Most of the time, I accept her offerings with a smile and a thank you, stuff them in my pockets, and keep going with my grown-up tasks. But today as I took inventory, I felt the almost unbearable sweetness of these interactions --
- A handful of pennies she brought me to “buy” something from her, and the change she gave me in return
- A tiny picture of a white cat, which she gave me because she knew I had a white cat that I loved when I was little
- A gorgeous petite stripey snail shell, from a huge bottle of which she fell in love with at Goodwill one day, and have since decorated random places all over the house
There are more, of course, more mundane -- the abandoned barrettes in my purse, the crayons that couldn’t be parted with at the restaurant, a sparkly rock from a parking lot.

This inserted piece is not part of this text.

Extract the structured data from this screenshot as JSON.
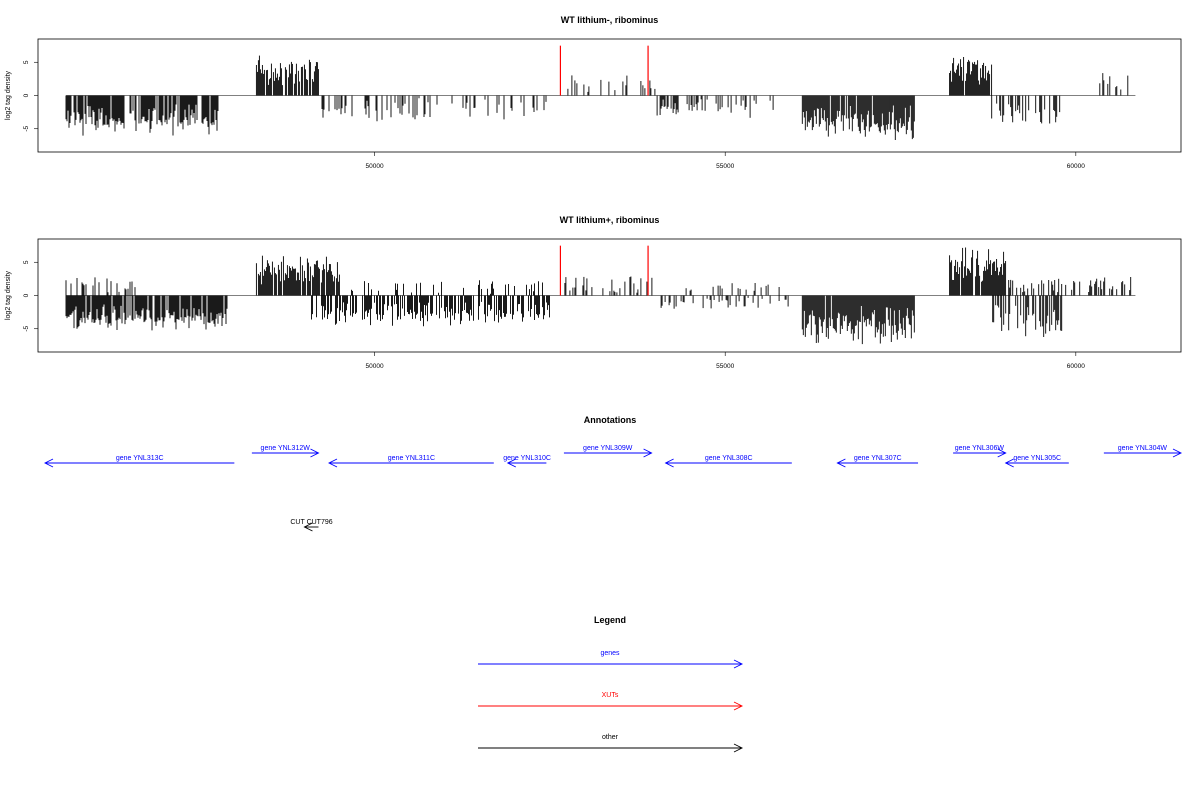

For whatever reason, today I could feel the deeper feeling behind these interactions. The strong desire to learn how to navigate this realm, with all its quirks and complications. A gesture to acknowledge my own loves and losses. The trust that I can take care of something precious to her. The intense childhood wonder at the beauty all around us.
I feel in awe of the profound trust we have in each other, as souls, when we undertake this mother-child bond. That despite the undeniable rough spots, the moments of doubt and frustration, there is something truly beautiful there -- a belief that we can help each other to grow, to be taken care of, to learn to love.
I think I’ll keep a few of these treasures in my pockets, to remind me.